Un ténor dont il faudra retenir le nom, si ce n’est déjà fait : Stefan Pop nous gratifie d’une émission vaillante et d’un chant très droit. Le timbre n’est pas des plus séduisants, mais ce chant soigné, presque aristocratique, peu marqué par le vibrato, touche par sa sincérité. On monte encore d’un cran avec l’arrivée de Tosca et le duo enflammé qui suit. Melody Moore a tout : le timbre crémeux (qui rappelle plus d’une fois la Tebaldi, son idole), le vibrato dosé à merveille, l’attention aux mots, la capacité à dessiner de longues lignes et à les colorer, la puissance, la fureur, le soupir et la pamoison… Porté sur les ailes de ce chant, on se prend à rêver que cette Tosca puisse être enfin LA Tosca des années 2000, celle qui succède à ses grandes devancières : Callas/De Sabata pour les années 50, Te Kanawa/Solti pour les années 80, et Freni/Sinopoli en 1992, dernière version qui aie marqué les esprits durablement. Ces trente années de disette puccinienne toucheraient-elles à leur terme ?

Hélas, Scarpia paraît, et tout s’écroule. Non que Lester Lynch n’ait des moyens conséquents. Pas question de nier l’impact de cette voix. Et les beaux moments sont nombreux. Mais que ce timbre nous semble plébéien, sa couleur ingrate ! Est-ce vraiment un baron que nous découvrons ? Un familier de la famille royale ? Un politicien machiavélique ? Ou un modeste agent qui aurait commencé sa carrière comme tortionnaire ? Surtout, comme dans son récent Renato du Bal masqué de Verdi, Lester Lynch échoue à varier les climats. Tout paraît débité sur le même ton revêche et menaçant, sans un iota de séduction. Cela convient dans les quelques passages où Scarpia se montre vraiment bestial (« Gia mi dicon venal », « Ha piu forte sapore »), mais tourne court dès qu’il faut éclairer le personnage sous un autre angle.

Manquer d’un Scarpia, dans toutes les dimensions du personnage, aide à mesurer l’importance du rôle. Un exemple : à l’acte II, juste après la séance de torture, lorsque Tosca et Cavaradossi sont brièvement réunis sous le regard haineux du préfet de police. Moore dispense à pleine main sa générosité vocale, Pop lance des « Vittoria! » à décorner les bœufs, mais Lynch patauge dans un chant bougon, ce qui plombe la scène et lui fait manquer son effet. Puccini a parait-il envisagé d’intituler son opéra « Scarpia ». Ce coffret est la preuve par l’absurde qu’il avait raison. Il faut d’ailleurs regretter que les actes II et III soient l’objet d’une certaine baisse de régime de la part du chef d’orchestre. Disons plus précisément que son esthétique y trouve ses limites.
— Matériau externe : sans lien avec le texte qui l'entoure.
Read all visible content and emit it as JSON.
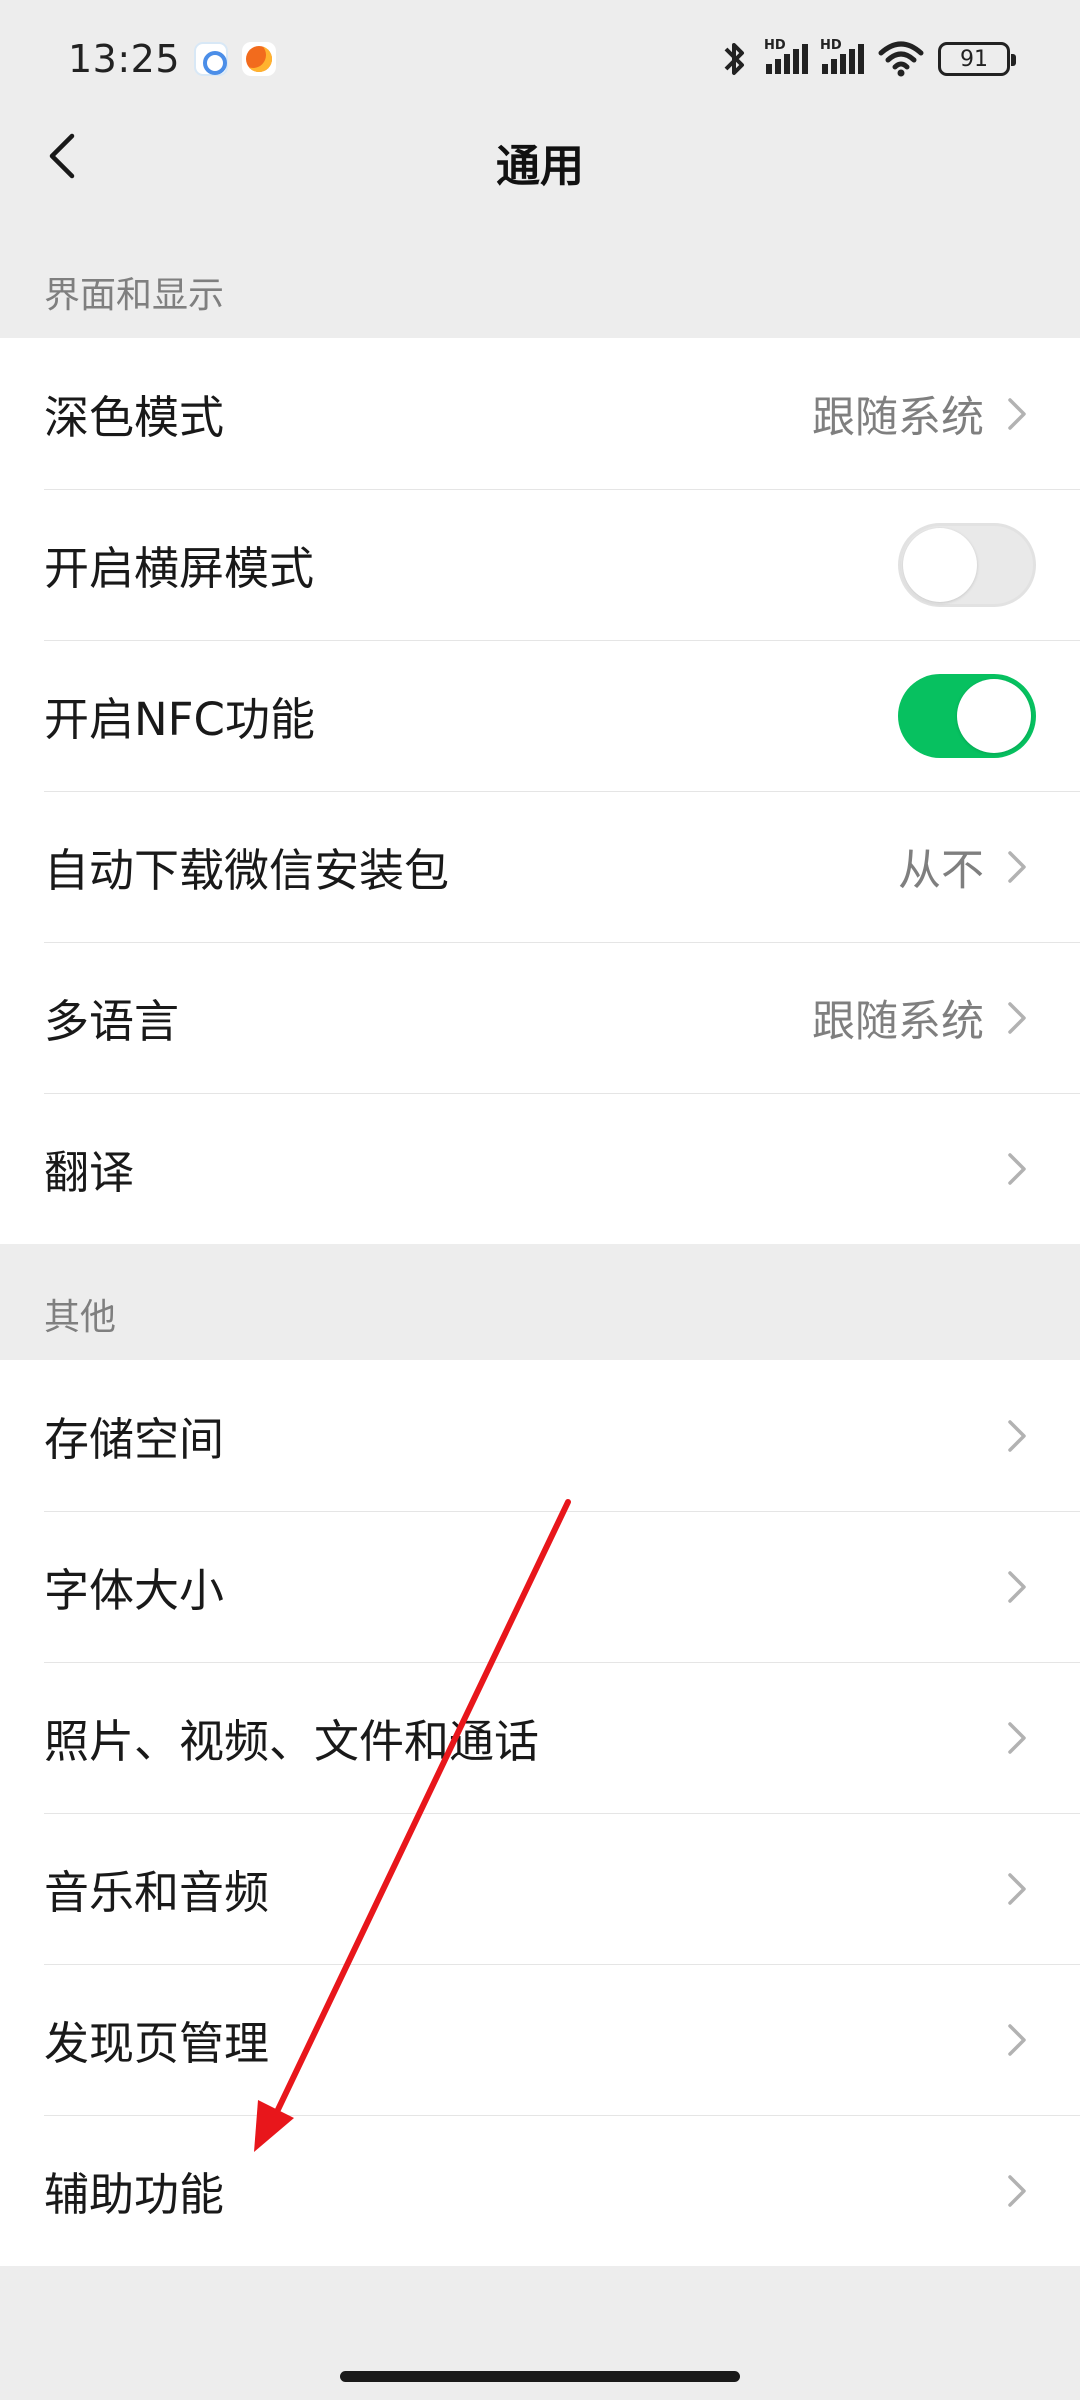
{
  "status_bar": {
    "time": "13:25",
    "app_icons": [
      "assistant-app-icon",
      "orange-app-icon"
    ],
    "signal_label_1": "HD",
    "signal_label_2": "HD",
    "battery": "91"
  },
  "nav": {
    "back_icon": "chevron-left-icon",
    "title": "通用"
  },
  "sections": [
    {
      "header": "界面和显示",
      "rows": [
        {
          "label": "深色模式",
          "value": "跟随系统",
          "control": "chevron"
        },
        {
          "label": "开启横屏模式",
          "value": "",
          "control": "toggle",
          "toggle_on": false
        },
        {
          "label": "开启NFC功能",
          "value": "",
          "control": "toggle",
          "toggle_on": true
        },
        {
          "label": "自动下载微信安装包",
          "value": "从不",
          "control": "chevron"
        },
        {
          "label": "多语言",
          "value": "跟随系统",
          "control": "chevron"
        },
        {
          "label": "翻译",
          "value": "",
          "control": "chevron"
        }
      ]
    },
    {
      "header": "其他",
      "rows": [
        {
          "label": "存储空间",
          "control": "chevron"
        },
        {
          "label": "字体大小",
          "control": "chevron"
        },
        {
          "label": "照片、视频、文件和通话",
          "control": "chevron"
        },
        {
          "label": "音乐和音频",
          "control": "chevron"
        },
        {
          "label": "发现页管理",
          "control": "chevron"
        },
        {
          "label": "辅助功能",
          "control": "chevron"
        }
      ]
    }
  ],
  "colors": {
    "accent_green": "#07c160",
    "annotation_red": "#e8161b",
    "background": "#ededed"
  }
}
A force de tout survoler (l’opéra est expédié en 1h49, ce qui est presque un record), il passe à côté de certaines subtilités d’écriture, qu’un chef comme Giuseppe Sinopoli détaillait avec délectation.

Ainsi le lever de rideau de l’acte III a fière allure, mais est-ce vraiment la peinture d’un matin qui se lève sur Rome ? Tout cela manque de poésie, d’abandon, de lyrisme, même si c’est impeccablement mis en place et fichtrement cohérent, de la première à la dernière note. Au moment du bilan, le coffret est un peu celui des occasions manquées. mais pour son Cavaradossi éclatant, sa confirmation du premier rang de Melody Moore, sa direction haletante, cette Tosca mérite le détour.